Karikierter Glücksfall

Bert Brandstetter

Eigentlich ist die Bundesheer-Debatte ein demokratischer Glücksfall. Endlich einmal ist uns Österreichern die Chance geboten, über ein Sachthema de facto abzustimmen. Und gleich bei dieser Premiere stehen Herr und Frau Österreicher vor einem riesigen Dilemma. SPÖ und ÖVP haben den Glücksfall zur Karikatur verkommen lassen.

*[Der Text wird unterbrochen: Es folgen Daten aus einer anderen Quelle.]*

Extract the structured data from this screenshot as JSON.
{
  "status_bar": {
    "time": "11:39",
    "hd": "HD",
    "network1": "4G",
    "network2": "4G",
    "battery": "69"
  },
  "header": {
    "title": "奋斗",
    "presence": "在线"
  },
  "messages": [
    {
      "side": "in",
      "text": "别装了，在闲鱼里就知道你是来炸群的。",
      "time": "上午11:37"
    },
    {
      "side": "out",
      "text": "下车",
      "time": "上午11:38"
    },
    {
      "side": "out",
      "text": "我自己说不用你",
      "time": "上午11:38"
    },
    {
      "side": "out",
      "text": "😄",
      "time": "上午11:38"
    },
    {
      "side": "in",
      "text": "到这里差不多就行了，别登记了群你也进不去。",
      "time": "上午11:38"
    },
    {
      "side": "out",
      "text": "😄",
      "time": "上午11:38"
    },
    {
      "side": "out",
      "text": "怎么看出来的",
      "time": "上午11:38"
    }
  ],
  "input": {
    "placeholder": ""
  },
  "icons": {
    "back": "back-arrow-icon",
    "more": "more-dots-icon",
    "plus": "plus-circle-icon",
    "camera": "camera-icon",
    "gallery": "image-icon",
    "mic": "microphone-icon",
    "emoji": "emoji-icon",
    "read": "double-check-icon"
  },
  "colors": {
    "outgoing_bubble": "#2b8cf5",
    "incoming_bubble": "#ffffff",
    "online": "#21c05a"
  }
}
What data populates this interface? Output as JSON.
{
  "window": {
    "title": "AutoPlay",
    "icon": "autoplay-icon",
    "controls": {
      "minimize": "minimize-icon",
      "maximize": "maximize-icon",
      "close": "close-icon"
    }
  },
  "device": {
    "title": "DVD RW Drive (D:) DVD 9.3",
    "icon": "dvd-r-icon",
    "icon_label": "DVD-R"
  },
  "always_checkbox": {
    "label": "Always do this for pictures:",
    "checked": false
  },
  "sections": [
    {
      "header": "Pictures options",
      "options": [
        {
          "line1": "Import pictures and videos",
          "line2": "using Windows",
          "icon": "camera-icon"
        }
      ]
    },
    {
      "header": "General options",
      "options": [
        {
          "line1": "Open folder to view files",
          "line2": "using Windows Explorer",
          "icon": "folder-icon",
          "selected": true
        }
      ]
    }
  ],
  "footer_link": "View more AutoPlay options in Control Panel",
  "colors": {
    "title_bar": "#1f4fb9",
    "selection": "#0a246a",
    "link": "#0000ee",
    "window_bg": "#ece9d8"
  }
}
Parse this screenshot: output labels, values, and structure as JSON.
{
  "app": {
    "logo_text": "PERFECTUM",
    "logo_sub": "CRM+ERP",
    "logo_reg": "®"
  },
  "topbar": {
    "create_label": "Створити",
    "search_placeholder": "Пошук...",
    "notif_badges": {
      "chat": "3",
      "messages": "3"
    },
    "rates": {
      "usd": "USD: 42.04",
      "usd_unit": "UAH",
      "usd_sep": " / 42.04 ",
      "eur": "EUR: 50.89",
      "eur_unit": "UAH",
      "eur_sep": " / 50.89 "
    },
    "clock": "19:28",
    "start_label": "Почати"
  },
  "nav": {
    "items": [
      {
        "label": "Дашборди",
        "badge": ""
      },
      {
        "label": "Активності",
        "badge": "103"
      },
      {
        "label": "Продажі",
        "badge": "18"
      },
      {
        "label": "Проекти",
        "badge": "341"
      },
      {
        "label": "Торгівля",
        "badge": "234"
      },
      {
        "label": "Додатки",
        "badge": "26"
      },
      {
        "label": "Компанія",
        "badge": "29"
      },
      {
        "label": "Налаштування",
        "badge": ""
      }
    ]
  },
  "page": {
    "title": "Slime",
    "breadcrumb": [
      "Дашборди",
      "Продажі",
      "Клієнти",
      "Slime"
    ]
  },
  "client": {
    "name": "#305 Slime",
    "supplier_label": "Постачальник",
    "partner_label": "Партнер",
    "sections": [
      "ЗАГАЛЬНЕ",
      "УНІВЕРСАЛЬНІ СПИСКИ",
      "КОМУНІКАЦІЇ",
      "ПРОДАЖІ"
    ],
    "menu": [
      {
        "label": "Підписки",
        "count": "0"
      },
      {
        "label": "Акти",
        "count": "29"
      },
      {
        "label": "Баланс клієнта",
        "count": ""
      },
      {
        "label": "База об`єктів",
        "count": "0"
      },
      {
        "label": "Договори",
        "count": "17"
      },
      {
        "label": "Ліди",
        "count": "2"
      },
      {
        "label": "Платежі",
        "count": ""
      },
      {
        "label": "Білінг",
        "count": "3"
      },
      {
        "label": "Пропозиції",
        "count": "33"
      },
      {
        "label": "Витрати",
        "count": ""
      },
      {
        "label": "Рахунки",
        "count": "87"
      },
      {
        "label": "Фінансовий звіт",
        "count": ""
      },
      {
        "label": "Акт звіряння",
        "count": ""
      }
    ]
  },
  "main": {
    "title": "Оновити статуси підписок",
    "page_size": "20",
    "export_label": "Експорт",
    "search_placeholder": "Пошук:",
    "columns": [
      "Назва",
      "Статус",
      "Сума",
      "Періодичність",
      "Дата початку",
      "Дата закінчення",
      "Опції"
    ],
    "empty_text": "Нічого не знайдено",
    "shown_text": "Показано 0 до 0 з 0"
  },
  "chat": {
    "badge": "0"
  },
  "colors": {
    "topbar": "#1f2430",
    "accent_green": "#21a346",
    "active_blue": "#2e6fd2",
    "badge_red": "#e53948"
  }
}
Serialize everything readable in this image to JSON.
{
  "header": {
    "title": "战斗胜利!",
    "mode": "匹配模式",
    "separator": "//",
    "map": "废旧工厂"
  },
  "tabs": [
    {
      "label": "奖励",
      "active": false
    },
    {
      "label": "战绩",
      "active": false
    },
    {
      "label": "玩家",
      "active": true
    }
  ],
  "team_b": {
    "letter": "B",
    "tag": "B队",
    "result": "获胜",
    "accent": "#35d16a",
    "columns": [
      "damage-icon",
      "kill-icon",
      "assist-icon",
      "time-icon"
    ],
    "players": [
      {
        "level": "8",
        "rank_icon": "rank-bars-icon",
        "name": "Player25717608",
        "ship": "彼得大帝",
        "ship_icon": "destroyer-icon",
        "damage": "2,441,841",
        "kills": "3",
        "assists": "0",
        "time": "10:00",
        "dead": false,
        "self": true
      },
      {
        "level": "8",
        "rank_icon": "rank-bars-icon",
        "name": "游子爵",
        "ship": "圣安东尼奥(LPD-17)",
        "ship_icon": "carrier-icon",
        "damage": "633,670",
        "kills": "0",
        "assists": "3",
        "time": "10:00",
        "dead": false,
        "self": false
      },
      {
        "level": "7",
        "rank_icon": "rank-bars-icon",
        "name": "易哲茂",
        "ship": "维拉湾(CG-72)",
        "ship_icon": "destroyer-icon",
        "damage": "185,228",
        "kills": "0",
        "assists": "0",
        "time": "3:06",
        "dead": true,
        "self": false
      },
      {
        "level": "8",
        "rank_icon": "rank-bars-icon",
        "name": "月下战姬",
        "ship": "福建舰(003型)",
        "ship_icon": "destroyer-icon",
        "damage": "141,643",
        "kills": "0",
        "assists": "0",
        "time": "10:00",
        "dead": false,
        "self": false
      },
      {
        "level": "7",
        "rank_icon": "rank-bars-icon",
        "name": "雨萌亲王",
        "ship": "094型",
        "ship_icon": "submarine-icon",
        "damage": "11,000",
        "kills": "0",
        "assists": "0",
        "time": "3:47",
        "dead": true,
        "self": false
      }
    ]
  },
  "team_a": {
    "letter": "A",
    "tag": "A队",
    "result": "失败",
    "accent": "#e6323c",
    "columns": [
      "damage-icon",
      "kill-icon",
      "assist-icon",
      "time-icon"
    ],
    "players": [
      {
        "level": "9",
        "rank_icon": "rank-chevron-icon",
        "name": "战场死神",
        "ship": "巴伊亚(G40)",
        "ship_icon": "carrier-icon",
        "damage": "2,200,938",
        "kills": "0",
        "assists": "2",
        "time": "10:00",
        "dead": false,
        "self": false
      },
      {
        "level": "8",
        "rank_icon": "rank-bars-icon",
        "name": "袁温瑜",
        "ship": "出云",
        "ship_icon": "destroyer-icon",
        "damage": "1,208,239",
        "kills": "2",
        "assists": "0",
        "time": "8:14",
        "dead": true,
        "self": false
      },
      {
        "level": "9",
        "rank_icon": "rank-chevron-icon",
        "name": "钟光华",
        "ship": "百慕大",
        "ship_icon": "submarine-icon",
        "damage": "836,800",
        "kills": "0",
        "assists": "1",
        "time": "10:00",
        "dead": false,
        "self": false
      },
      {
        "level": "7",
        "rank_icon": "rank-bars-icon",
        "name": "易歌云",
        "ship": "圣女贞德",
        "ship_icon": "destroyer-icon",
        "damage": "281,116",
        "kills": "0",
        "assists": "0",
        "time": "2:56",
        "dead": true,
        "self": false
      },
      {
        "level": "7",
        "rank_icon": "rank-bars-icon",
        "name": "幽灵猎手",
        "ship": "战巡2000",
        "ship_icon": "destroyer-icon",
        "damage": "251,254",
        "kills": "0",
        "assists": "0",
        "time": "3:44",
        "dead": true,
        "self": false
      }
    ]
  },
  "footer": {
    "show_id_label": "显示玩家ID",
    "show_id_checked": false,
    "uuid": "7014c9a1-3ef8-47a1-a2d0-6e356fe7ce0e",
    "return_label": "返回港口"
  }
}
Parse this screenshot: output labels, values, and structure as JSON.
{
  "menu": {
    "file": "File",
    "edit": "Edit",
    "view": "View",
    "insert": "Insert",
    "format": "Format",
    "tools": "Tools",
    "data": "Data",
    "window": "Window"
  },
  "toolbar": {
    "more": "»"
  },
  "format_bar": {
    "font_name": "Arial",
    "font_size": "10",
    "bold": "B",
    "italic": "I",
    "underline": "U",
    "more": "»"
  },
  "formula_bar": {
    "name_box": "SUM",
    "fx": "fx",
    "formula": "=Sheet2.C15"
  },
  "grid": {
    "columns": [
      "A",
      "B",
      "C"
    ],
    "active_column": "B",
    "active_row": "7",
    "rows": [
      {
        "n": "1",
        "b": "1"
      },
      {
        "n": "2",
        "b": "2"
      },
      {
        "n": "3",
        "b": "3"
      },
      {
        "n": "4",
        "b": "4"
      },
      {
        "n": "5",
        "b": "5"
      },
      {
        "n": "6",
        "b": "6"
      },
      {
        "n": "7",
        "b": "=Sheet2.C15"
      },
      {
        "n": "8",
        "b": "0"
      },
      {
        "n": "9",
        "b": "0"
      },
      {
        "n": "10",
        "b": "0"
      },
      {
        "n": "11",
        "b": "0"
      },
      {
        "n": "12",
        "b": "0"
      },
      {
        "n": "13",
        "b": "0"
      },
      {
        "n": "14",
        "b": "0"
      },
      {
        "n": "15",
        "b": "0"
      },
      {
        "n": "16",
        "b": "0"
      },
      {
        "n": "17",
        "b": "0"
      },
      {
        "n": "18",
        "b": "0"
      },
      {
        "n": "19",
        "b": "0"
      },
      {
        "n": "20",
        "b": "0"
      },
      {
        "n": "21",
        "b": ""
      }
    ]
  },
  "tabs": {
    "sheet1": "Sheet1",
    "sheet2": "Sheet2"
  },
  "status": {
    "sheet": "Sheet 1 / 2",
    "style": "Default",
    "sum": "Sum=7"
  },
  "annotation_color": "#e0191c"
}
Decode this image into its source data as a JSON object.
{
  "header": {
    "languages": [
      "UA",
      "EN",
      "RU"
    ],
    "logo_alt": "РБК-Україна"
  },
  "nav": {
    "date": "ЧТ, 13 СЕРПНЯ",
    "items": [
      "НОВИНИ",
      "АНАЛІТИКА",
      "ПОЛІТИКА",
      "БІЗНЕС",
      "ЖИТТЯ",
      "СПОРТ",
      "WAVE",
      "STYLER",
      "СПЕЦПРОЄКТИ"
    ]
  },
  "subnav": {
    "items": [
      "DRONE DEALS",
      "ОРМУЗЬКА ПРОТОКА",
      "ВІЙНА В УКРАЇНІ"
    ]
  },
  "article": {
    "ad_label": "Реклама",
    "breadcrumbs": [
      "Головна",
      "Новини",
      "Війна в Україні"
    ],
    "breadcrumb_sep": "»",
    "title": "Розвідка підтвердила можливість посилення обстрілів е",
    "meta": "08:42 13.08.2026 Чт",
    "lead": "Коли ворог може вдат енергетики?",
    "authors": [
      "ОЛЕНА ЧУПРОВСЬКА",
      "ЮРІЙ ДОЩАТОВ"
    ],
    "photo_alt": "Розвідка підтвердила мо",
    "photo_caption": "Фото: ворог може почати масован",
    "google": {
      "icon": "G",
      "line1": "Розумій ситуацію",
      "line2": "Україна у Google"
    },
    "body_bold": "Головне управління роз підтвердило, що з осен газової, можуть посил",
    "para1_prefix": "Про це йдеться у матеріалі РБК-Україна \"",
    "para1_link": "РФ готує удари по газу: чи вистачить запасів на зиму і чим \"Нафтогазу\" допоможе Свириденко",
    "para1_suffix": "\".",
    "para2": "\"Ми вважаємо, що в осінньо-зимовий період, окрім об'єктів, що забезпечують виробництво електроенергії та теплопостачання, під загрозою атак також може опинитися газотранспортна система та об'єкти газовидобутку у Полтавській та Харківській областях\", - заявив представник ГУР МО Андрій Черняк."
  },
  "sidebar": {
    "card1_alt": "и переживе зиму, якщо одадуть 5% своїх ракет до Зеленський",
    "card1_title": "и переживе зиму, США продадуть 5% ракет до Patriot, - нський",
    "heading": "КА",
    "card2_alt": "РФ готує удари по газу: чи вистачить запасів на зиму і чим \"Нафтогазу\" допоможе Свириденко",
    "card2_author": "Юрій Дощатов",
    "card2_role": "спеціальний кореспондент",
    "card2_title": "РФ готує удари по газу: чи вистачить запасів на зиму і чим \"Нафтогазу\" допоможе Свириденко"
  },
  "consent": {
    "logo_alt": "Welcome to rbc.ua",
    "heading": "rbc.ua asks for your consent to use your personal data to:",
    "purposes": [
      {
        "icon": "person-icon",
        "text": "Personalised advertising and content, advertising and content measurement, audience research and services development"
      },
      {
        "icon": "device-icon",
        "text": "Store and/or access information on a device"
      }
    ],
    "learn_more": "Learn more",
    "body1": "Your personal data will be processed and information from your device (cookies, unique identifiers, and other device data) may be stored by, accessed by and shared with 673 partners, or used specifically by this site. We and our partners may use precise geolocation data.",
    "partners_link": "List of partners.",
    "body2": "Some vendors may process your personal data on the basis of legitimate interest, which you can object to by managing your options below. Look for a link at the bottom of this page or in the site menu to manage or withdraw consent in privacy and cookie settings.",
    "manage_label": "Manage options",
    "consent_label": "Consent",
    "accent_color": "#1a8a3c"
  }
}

Es ist die erste Volksbefragung, die Spitzen der Bundespolitik machen sie aber, sollten sie ihre Versprechen einhalten, zur Volksabstimmung, weil das Ergebnis als bindend erklärt wurde. Wir dürfen also abstimmen und werden seit wenigen Wochen mit Argumenten gejagt wie vor einer Wahl. Fast alle Roten kämpfen für das Berufsheer, fast alle Schwarzen für die Wehrpflicht. Die Argumente kennen wir inzwischen, aber selbst beim quotenreichen ORF-Bürgerforum wurden die Katzen der Details (Kosten, Reformziele, Rekrutierung, Sozialdienste) nicht aus dem Sack gelassen.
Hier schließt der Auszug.